A lot of people claim that test automation is time expensive. It’s true that the implementation of tests will surely have a higher cost with a strategy of automation than with any other strategy. But you’re usually implementing your test once and executing them several times.The cost involved during the execution of an automated test is at zero (or close to it). The price of an automated test-suite will become affordable if you plan to execute your tests more than a few times. Testing often is a prerequisite for a quality software. Test as often as possible and it’ll save you time. Time is also generally a concern for people avoiding to automate their test-suite. They are in the rush and want to save time. For the I only have one answer, you don’t have time because you’ve not automated your test-suite.
Testing a cube with or without automation is not different. You’ll need to proceed to the same tests: cube structure, dimensions’ members and finally measures. Other points such as security, performances, load, should also be tested but are out-of-scope for this post.
When you test the structure of a cube, you should check if all expected dimensions, hierarchies, measures and so on are there. It’s also important that you’ve no unexpected artifacts. You should also ensure that the relations between dimensions and facts are effectively available for end-users.
About dimensions’ members, you’ll be interested to assert their availability and validate their ordering (alphabetically or numerically or chronologically or specific). To check the availability of members, you’ll usually compare the content of your cube with your source system or with your data warehouse. But it’s not necessary the smarter idea because you’ll have to implement in your test all the rules written in your etl or in the security layer and filtering the members visible for the end-user. It could be tricky and error-prone. It’s sometimes smarter to ask your stakeholders what are the members that they are sure they want to show and how much they are expecting. Based on this information, it’s possible to ensure that the members given by your stakeholders are effectively visible in your cube and that the actual count of members is indeed close to the figure given by your stakeholders.
About measures, you need to check that aggregations are correct (not a sum in place of an average), that they are correctly linked to the expected members for each dimension and that all calculations are correctly based on other available facts. You’ve really a huge diversity of tests to think about. For your reference, again, the source application or the data warehouse are interesting but don’t forget also to check the likelihood with stakeholders. They probably have good ideas about ranges for all the figures they are requesting, you could find some existing reports on these facts and these reports are also a good source of expectations, if you introduce a tolerance.

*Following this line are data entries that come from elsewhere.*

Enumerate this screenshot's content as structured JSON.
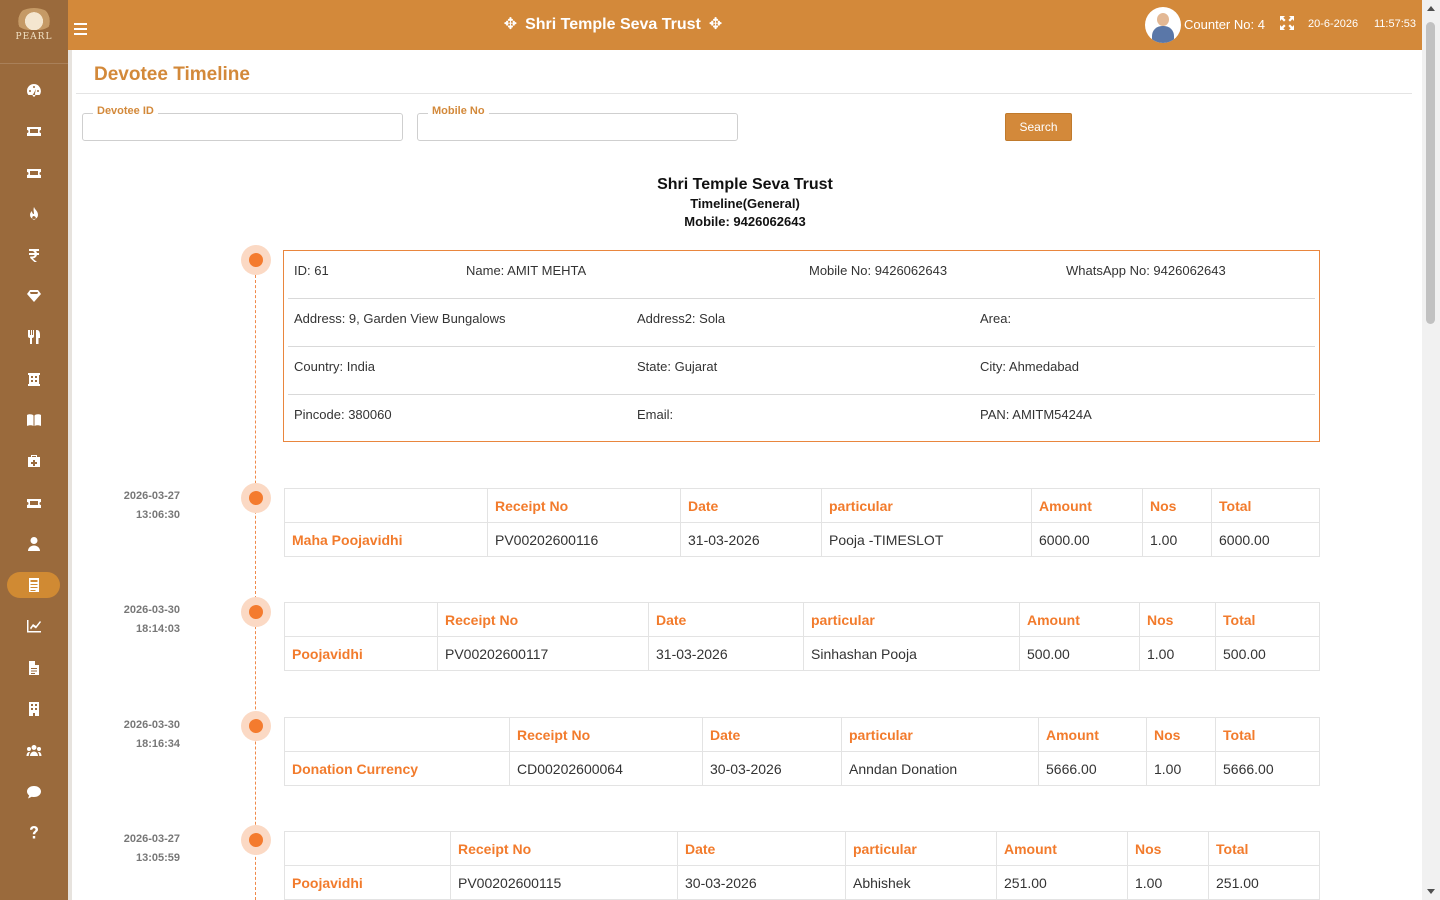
{
  "app": {
    "logo_text": "PEARL",
    "brand_title": "Shri Temple Seva Trust",
    "counter": "Counter No: 4",
    "date": "20-6-2026",
    "time": "11:57:53"
  },
  "sidebar": {
    "items": [
      {
        "icon": "dashboard-icon"
      },
      {
        "icon": "ticket-icon"
      },
      {
        "icon": "ticket-alt-icon"
      },
      {
        "icon": "fire-icon"
      },
      {
        "icon": "rupee-icon"
      },
      {
        "icon": "gem-icon"
      },
      {
        "icon": "utensils-icon"
      },
      {
        "icon": "building-icon"
      },
      {
        "icon": "book-icon"
      },
      {
        "icon": "medkit-icon"
      },
      {
        "icon": "ticket-icon-2"
      },
      {
        "icon": "user-icon"
      },
      {
        "icon": "address-book-icon",
        "active": true
      },
      {
        "icon": "chart-icon"
      },
      {
        "icon": "file-icon"
      },
      {
        "icon": "office-building-icon"
      },
      {
        "icon": "users-icon"
      },
      {
        "icon": "comment-icon"
      },
      {
        "icon": "question-icon"
      }
    ]
  },
  "page": {
    "title": "Devotee Timeline"
  },
  "form": {
    "devotee_id_label": "Devotee ID",
    "devotee_id_value": "",
    "mobile_label": "Mobile No",
    "mobile_value": "",
    "search_label": "Search"
  },
  "report": {
    "org": "Shri Temple Seva Trust",
    "subtitle": "Timeline(General)",
    "mobile": "Mobile: 9426062643"
  },
  "devotee": {
    "id": "ID: 61",
    "name": "Name: AMIT MEHTA",
    "mobile": "Mobile No: 9426062643",
    "whatsapp": "WhatsApp No: 9426062643",
    "address": "Address: 9, Garden View Bungalows",
    "address2": "Address2: Sola",
    "area": "Area:",
    "country": "Country: India",
    "state": "State: Gujarat",
    "city": "City: Ahmedabad",
    "pincode": "Pincode: 380060",
    "email": "Email:",
    "pan": "PAN: AMITM5424A"
  },
  "columns": {
    "receipt": "Receipt No",
    "date": "Date",
    "particular": "particular",
    "amount": "Amount",
    "nos": "Nos",
    "total": "Total"
  },
  "entries": [
    {
      "stamp_date": "2026-03-27",
      "stamp_time": "13:06:30",
      "type": "Maha Poojavidhi",
      "receipt": "PV00202600116",
      "date": "31-03-2026",
      "particular": "Pooja -TIMESLOT",
      "amount": "6000.00",
      "nos": "1.00",
      "total": "6000.00"
    },
    {
      "stamp_date": "2026-03-30",
      "stamp_time": "18:14:03",
      "type": "Poojavidhi",
      "receipt": "PV00202600117",
      "date": "31-03-2026",
      "particular": "Sinhashan Pooja",
      "amount": "500.00",
      "nos": "1.00",
      "total": "500.00"
    },
    {
      "stamp_date": "2026-03-30",
      "stamp_time": "18:16:34",
      "type": "Donation Currency",
      "receipt": "CD00202600064",
      "date": "30-03-2026",
      "particular": "Anndan Donation",
      "amount": "5666.00",
      "nos": "1.00",
      "total": "5666.00"
    },
    {
      "stamp_date": "2026-03-27",
      "stamp_time": "13:05:59",
      "type": "Poojavidhi",
      "receipt": "PV00202600115",
      "date": "30-03-2026",
      "particular": "Abhishek",
      "amount": "251.00",
      "nos": "1.00",
      "total": "251.00"
    }
  ]
}
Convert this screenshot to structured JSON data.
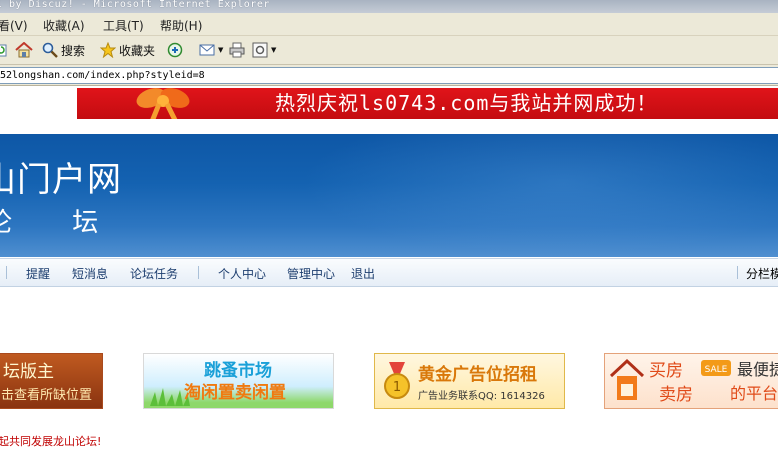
{
  "window": {
    "title": "l by Discuz! - Microsoft Internet Explorer"
  },
  "menu": {
    "items": [
      "看(V)",
      "收藏(A)",
      "工具(T)",
      "帮助(H)"
    ]
  },
  "toolbar": {
    "search_label": "搜索",
    "favorites_label": "收藏夹"
  },
  "address": {
    "url": "52longshan.com/index.php?styleid=8"
  },
  "promo": {
    "text": "热烈庆祝ls0743.com与我站并网成功！"
  },
  "banner": {
    "title": "山门户网",
    "subtitle": "论 坛"
  },
  "nav": {
    "items": [
      "提醒",
      "短消息",
      "论坛任务",
      "个人中心",
      "管理中心",
      "退出"
    ],
    "right_label": "分栏模"
  },
  "ads": {
    "ad1": {
      "line1": "坛版主",
      "line2": "击查看所缺位置"
    },
    "ad2": {
      "line1": "跳蚤市场",
      "line2": "淘闲置卖闲置"
    },
    "ad3": {
      "line1": "黄金广告位招租",
      "line2": "广告业务联系QQ: 1614326"
    },
    "ad4": {
      "line1": "买房",
      "line2": "卖房",
      "line3": "最便捷",
      "line4": "的平台"
    }
  },
  "footer": {
    "text": "起共同发展龙山论坛!"
  },
  "colors": {
    "promo_red": "#d4101a",
    "banner_blue": "#1462b1",
    "nav_text": "#1d3e6f",
    "footer_red": "#c00000"
  }
}
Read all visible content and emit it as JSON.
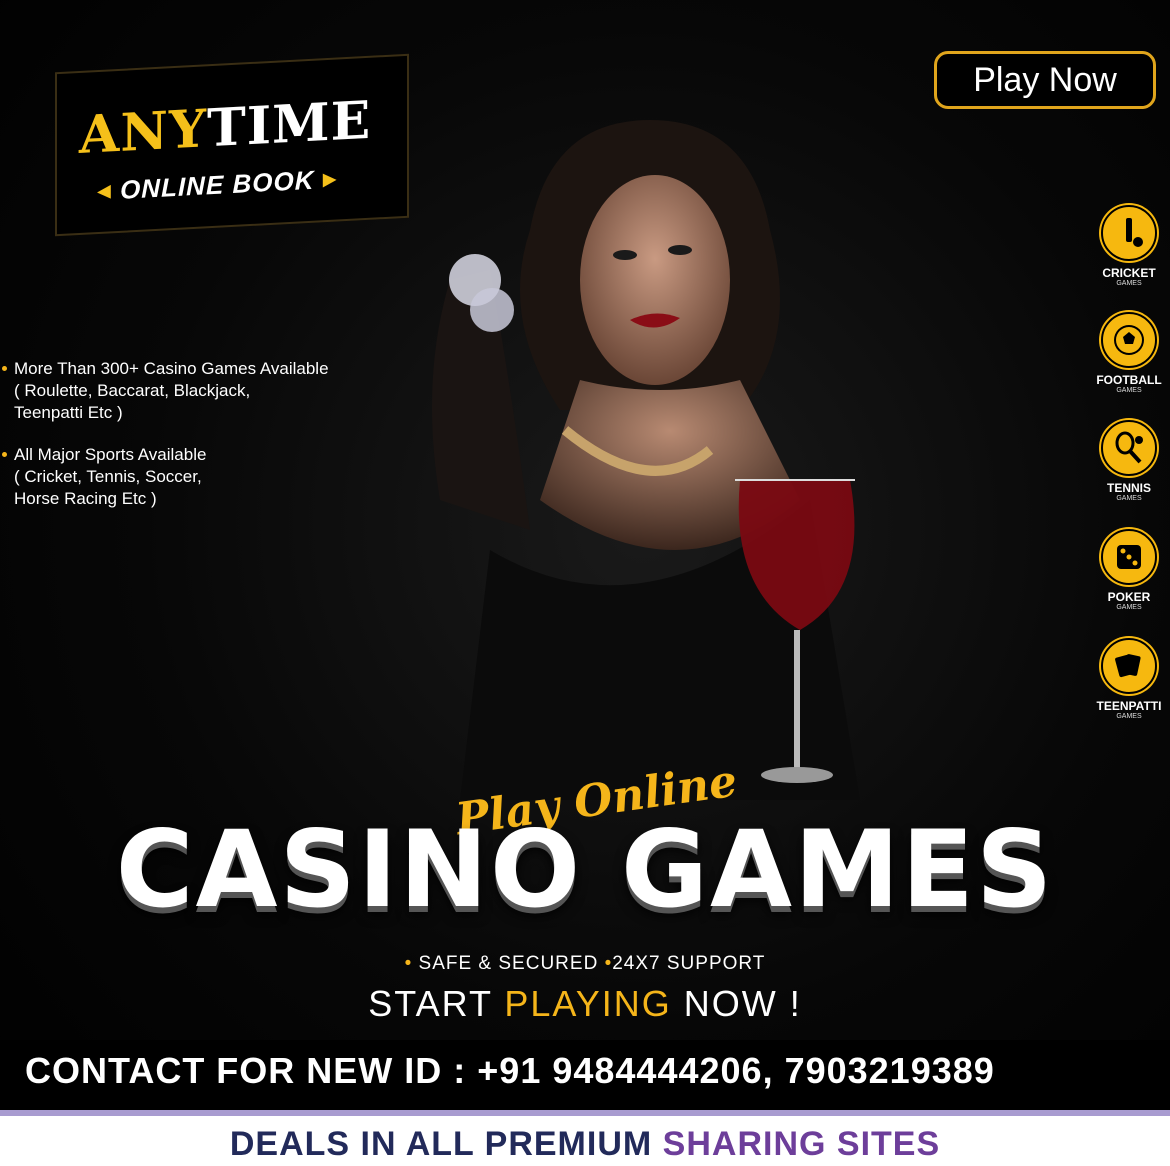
{
  "header": {
    "logo": {
      "word1": "ANY",
      "word2": "TIME",
      "subtitle": "ONLINE BOOK"
    },
    "play_button": "Play Now"
  },
  "features": [
    {
      "line1": "More Than 300+ Casino Games Available",
      "line2": "( Roulette, Baccarat, Blackjack,",
      "line3": "Teenpatti Etc )"
    },
    {
      "line1": "All Major Sports Available",
      "line2": "( Cricket, Tennis, Soccer,",
      "line3": "Horse Racing Etc )"
    }
  ],
  "sports": [
    {
      "label": "CRICKET",
      "sub": "GAMES",
      "icon": "cricket-icon"
    },
    {
      "label": "FOOTBALL",
      "sub": "GAMES",
      "icon": "football-icon"
    },
    {
      "label": "TENNIS",
      "sub": "GAMES",
      "icon": "tennis-icon"
    },
    {
      "label": "POKER",
      "sub": "GAMES",
      "icon": "dice-icon"
    },
    {
      "label": "TEENPATTI",
      "sub": "GAMES",
      "icon": "cards-icon"
    }
  ],
  "headline": {
    "script": "Play Online",
    "title": "CASINO GAMES",
    "badge1": "SAFE & SECURED",
    "badge2": "24X7 SUPPORT",
    "cta_start": "START",
    "cta_playing": "PLAYING",
    "cta_end": "NOW !"
  },
  "contact": {
    "text": "CONTACT FOR NEW ID : +91 9484444206, 7903219389"
  },
  "deals": {
    "part1": "DEALS IN ALL PREMIUM",
    "part2": "SHARING SITES"
  },
  "colors": {
    "gold": "#f5b51a",
    "purple": "#6d3e9a",
    "navy": "#222a5a",
    "background": "#000000"
  }
}
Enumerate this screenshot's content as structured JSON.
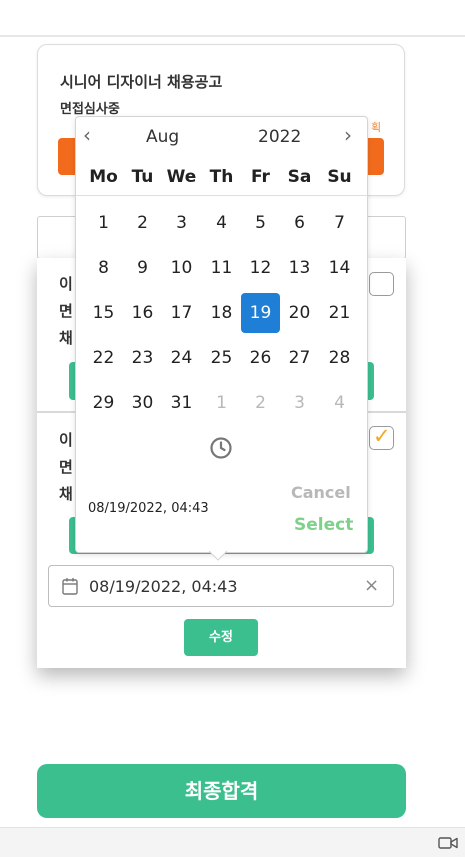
{
  "job_card": {
    "title": "시니어 디자이너 채용공고",
    "status": "면접심사중",
    "orange_text": "획"
  },
  "candidates": [
    {
      "lines": [
        "이",
        "면",
        "채"
      ],
      "checked": false
    },
    {
      "lines": [
        "이",
        "면",
        "채"
      ],
      "checked": true,
      "check_glyph": "✓"
    }
  ],
  "date_field": {
    "value": "08/19/2022, 04:43",
    "clear": "×",
    "icon": "calendar-icon"
  },
  "modify_button": "수정",
  "datepicker": {
    "prev": "‹",
    "next": "›",
    "month": "Aug",
    "year": "2022",
    "weekdays": [
      "Mo",
      "Tu",
      "We",
      "Th",
      "Fr",
      "Sa",
      "Su"
    ],
    "weeks": [
      [
        "1",
        "2",
        "3",
        "4",
        "5",
        "6",
        "7"
      ],
      [
        "8",
        "9",
        "10",
        "11",
        "12",
        "13",
        "14"
      ],
      [
        "15",
        "16",
        "17",
        "18",
        "19",
        "20",
        "21"
      ],
      [
        "22",
        "23",
        "24",
        "25",
        "26",
        "27",
        "28"
      ],
      [
        "29",
        "30",
        "31",
        "1",
        "2",
        "3",
        "4"
      ]
    ],
    "selected_day": "19",
    "current_value": "08/19/2022, 04:43",
    "cancel_label": "Cancel",
    "select_label": "Select",
    "clock_icon": "clock-icon"
  },
  "final_button": "최종합격",
  "bottom_bar": {
    "icon": "video-camera-icon"
  },
  "colors": {
    "accent_green": "#3cbf8f",
    "accent_orange": "#f26b1d",
    "selected_blue": "#1f7fd6",
    "select_text_green": "#7fd08a"
  }
}
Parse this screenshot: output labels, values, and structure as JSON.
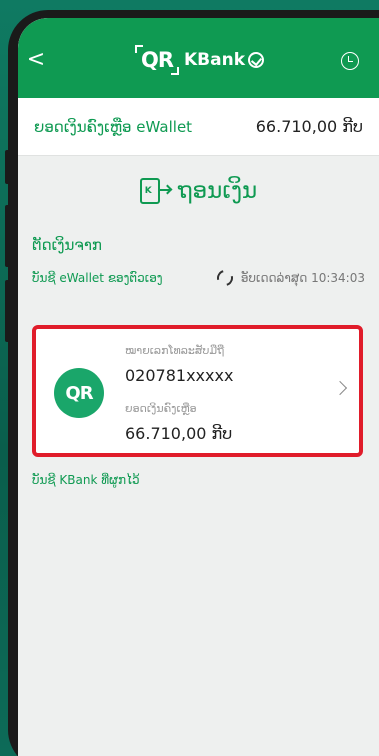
{
  "header": {
    "back_glyph": "<",
    "qr_logo": "QR",
    "brand": "KBank",
    "icons": {
      "back": "chevron-left-icon",
      "history": "history-icon",
      "emblem": "kbank-emblem-icon"
    }
  },
  "balance": {
    "label": "ຍອດເງິນຄົງເຫຼືອ eWallet",
    "amount": "66.710,00 ກີບ"
  },
  "page": {
    "title": "ຖອນເງິນ",
    "withdraw_icon_mark": "K",
    "section_label": "ຕັດເງິນຈາກ"
  },
  "account": {
    "type_label": "ບັນຊີ eWallet ຂອງຕົວເອງ",
    "last_update": "ອັບເດດລ່າສຸດ 10:34:03"
  },
  "card": {
    "logo": "QR",
    "phone_label": "ໝາຍເລກໂທລະສັບມືຖື",
    "phone_value": "020781xxxxx",
    "balance_label": "ຍອດເງິນຄົງເຫຼືອ",
    "balance_value": "66.710,00 ກີບ"
  },
  "link": {
    "kbank_account": "ບັນຊີ KBank ທີ່ຜູກໄວ້"
  },
  "colors": {
    "brand_green": "#0f9a52",
    "highlight_red": "#e01c2a"
  }
}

Now that you’ve an idea about what to test, you could ask … “how to effectively implement this automation”! For test automation, you’ll need a framework. The not-smart-option will be to try to implement one by yourself: these frameworks are complex and require good testing. So it’s probably better and safer to use one of the frameworks available on the net. The surprise could be that there is not a lot of choice. Indeed as explained before this kind of practice (test automation) is unfortunately not so common in the data world.
For next blog posts, I’ll use NBi to show you some samples. This framework is open-source and free (as a beer or a speech), actively maintained, documented and supports (without tricks or hacks) all the tests described above. More, you don’t need to write some code in java or python or c#, just some xml tags are enough to implement your tests. You don’t need a compiler either. I’d recommend that you try to download it and install it (check its own documentation for this).
In the next posts, I’ll cover some use-cases such as comparison of queries’ result set to static values or source systems, to give you some guidance about test automation for an SSAS cube with NBi.